USC Takes on Tinseltown’s Subsidies
Here’s something you won’t be hearing from the New Mexico Film Office: Research has, once again, confirmed that giveaways to Hollywood are a sucker’s bet for taxpayers.
Michael Thom, an assistant professor at USC, has published new findings on the “incentives” that states provide to film and television productions. He “looked at job growth, wage growth, states’ share of the motion picture industry and the industry’s output in each state,” and found that on average, “the only benefits were short-term wage gains, mostly to people who already work in the industry. Job growth was almost nonexistent.
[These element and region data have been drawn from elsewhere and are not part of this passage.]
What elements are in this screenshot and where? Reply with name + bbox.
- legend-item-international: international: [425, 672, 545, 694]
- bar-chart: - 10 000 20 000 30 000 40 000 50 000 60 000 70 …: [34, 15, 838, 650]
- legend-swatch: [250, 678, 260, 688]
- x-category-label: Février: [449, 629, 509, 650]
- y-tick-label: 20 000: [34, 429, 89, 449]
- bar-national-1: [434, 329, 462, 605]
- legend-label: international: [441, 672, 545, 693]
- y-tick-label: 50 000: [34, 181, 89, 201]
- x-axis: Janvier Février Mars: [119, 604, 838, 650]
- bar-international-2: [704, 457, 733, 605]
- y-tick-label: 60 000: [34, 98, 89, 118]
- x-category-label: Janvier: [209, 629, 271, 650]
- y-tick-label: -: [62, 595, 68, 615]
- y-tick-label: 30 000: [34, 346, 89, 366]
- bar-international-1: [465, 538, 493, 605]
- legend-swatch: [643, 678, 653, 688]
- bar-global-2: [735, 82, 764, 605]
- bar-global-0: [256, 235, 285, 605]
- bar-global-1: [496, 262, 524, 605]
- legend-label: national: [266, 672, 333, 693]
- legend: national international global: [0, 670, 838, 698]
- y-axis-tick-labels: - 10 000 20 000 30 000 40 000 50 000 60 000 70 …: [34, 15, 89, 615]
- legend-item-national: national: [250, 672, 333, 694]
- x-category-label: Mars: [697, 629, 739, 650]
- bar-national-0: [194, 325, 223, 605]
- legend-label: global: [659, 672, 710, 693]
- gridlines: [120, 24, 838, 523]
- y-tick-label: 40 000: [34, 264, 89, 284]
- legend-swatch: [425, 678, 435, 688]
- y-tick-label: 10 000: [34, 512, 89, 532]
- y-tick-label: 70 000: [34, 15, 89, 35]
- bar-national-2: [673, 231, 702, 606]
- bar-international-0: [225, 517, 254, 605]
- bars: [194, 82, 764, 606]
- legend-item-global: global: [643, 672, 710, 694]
Market share and industry output didn’t budge.”
Thom’s first study, published in the American Review of Public Administration, concluded that between “1999 to 2013, the average annual percentage change in film production employment remained at or slightly above zero — even in California and New York, the headquarters of the entertainment industry.”
The professor’s second analysis, published in the journal American Politics Research, looked at “why states kept or terminated their incentives.” Dead-enders, he found, refuse to acknowledge reality: “After a state has invested tens of millions of dollars, no politician wants to acknowledge that the program is a waste of taxpayer money.”
Amazingly, despite its small size, New Mexico was one of the biggest-spending subsidizers of Hollywood. At $490.3 million, the Land of Enchantment bestowed more largesse on the industry than Texas, Florida, North Carolina, and Illinois!
Thom’s research is a welcome addition to the mountain of evidence demonstrating the failure of taxpayer “incentivizing” of the entertainment business. Let’s hope it gets some serious attention — from elected officials from both parties — in Santa Fe.